Ce
sang, ces tripes ouvertes, ces corps lynchés, torturés à mort et gisant désarticulés
qui étaient ceux de personnes. De ci-devant vivants qui devraient
l’être encore, sous le manteau protecteur grand ouvert de droidlhom™ qu’ils
n’ont pas eu la chance de connaître et que le monde nous envie…
Tout
organisme vaguement administratif exerçant plus ou moins un rôle de
magistrature cherche à étendre ses prérogatives. C’est la loi du genre. Et ça
vaut bien entendu pour le Conseil Supérieur de l’Audiovisuel. S’arroger
peu ou prou le rôle inexistant (et
c’est heureux) d’un hypothétique Conseil de l’Ordre des Journalistes est une chose
qui le chatouille. Etendre ses prérogatives en matière de censure est
aussi une tentation naturelle. Et d’autant plus tentante qu’une censure orientée
conforme aux penchants de l’exécutif actuel n’est plus une censure (vilain mot) mais le seul souci légitime de protéger l’acuraba
du doute, chose néfaste pour la religion d’Etat que nul n’oserait contester (droidlhom™, vivrensemble™, toussa…)
Prenant
le prétexte d’avoir été choqué en février dernier par quelques images "peu
soutenables" diffusées par France 2 (intervention française au
Mali) le CSA vient d’adopter une nouvelle recommandation
sur le traitement des conflits.
Cette recommandation adressée
à toutes les chaînes concerne le "traitement des conflits
internationaux, des guerres civiles et des actes terroristes". Elle
invite les médias au "respect de la dignité de la personne humaine en s’abstenant
de présenter de manière manifestement complaisante la violence ou la souffrance
humaine lorsque sont diffusées des images de personnes tuées ou blessées et des
réactions de leurs proches".
En
dentelle, ah que la guerre est jolie…
Il recommande
également de respecter "l’ordre public et l’honnêteté de
l’information" tout en traitant "avec la pondération et
la rigueur indispensables les conflits internationaux susceptibles
d’alimenter des tensions et des antagonismes au sein de la population".
Si le souhait d’éviter aux regards puérils et innocents des
traumatismes inutiles et des prises de conscience prématurées est légitime, cette recommandation
me semble tomber, comme par hasard, à point nommé. Dans cet ukase dédié au
respect de la dignité des victimes, de la souffrance des proches, etc. vous m’expliquerez
ce que vient faire "l’ordre public" et le traitement des infos
afin de ne pas "alimenter des tensions et des antagonismes au sein de
la population". Même si on a compris, vous et moi…

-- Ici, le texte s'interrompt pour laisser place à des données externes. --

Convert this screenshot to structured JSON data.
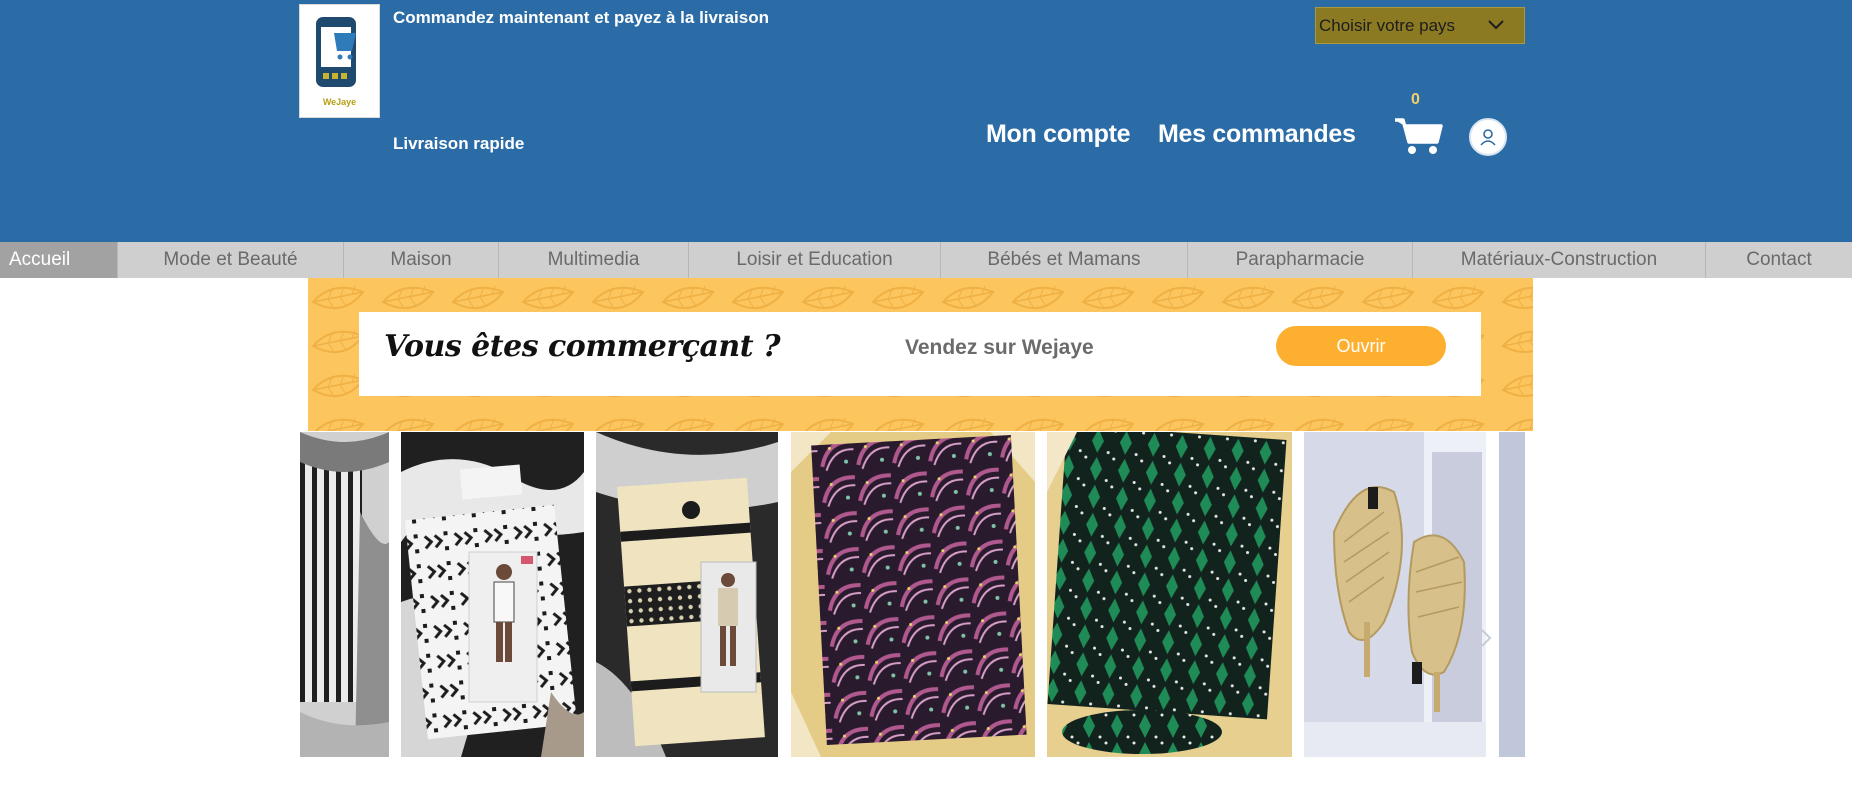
{
  "header": {
    "brand_name": "WeJaye",
    "tagline": "Commandez maintenant et payez à la livraison",
    "delivery": "Livraison rapide",
    "country_select": {
      "selected": "Choisir votre pays"
    },
    "links": {
      "account": "Mon compte",
      "orders": "Mes commandes"
    },
    "cart_count": "0",
    "colors": {
      "background": "#2b6ca6",
      "accent": "#f3d06c"
    }
  },
  "menu": {
    "items": [
      {
        "label": "Accueil",
        "active": true
      },
      {
        "label": "Mode et Beauté"
      },
      {
        "label": "Maison"
      },
      {
        "label": "Multimedia"
      },
      {
        "label": "Loisir et Education"
      },
      {
        "label": "Bébés et Mamans"
      },
      {
        "label": "Parapharmacie"
      },
      {
        "label": "Matériaux-Construction"
      },
      {
        "label": "Contact"
      }
    ]
  },
  "promo": {
    "title": "Vous êtes commerçant ?",
    "subtitle": "Vendez sur Wejaye",
    "button": "Ouvrir",
    "colors": {
      "background": "#fdc55d",
      "button": "#fdb02f"
    }
  },
  "gallery": {
    "icons": [
      "chevron-right-icon"
    ]
  }
}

Bref, il ne faudrait pas que l’acuraba moyen au ventre plein qui n’a
jamais connu la guerre chez lui, bordé bien au chaud entre dame Sécu et
le principe de précaution, puisse être perturbé par le réel. Des fois qu’il
s’imagine avec des ennemis ! (hormis les
gngnphobes, évidemment…)
Ça
me refait penser, moi qui radote, à un passage de ce que j’écrivais en 2010 après une
conversation avec mon Martien :
"S’agissant de la guerre psychologique, pour
ne pas inquiéter les siens l’Empire du Bien évite de diffuser les violentes
harangues quotidiennes et bestiales d’appel au meurtre éructées par les leaders
les plus violents de l’ennemi. En revanche, il offre avec gourmandise une
tribune aux porte-parole de l’ennemi dès lors qu’ils paraissent présentables et
rassurants. Parallèlement, l’Empire du Bien s’emploie activement à poursuivre
et condamner ceux des siens qui critiquent ouvertement l’ennemi…"
A partir du moment où on nous prêche les bienfaits de certaines guerres, il ne faut évidemment pas que le public puisse visualiser le résultat certain de toute guerre : des morts.
RépondreSupprimerje ne crois pas que ce soit la vue des morts qui les choque. En France une grosse paire de nichons et un braquemart d'âne sont plus censurés qu'une scène de torture ou d'assassinat. Ce qui les choque c'est qu'on puisse en tirer des conclusions sur "qui tue qui".
RépondreSupprimerCe que résume notre Plouc en "il ne faudrait pas que l’acuraba moyen [...] puisse être perturbé par le réel."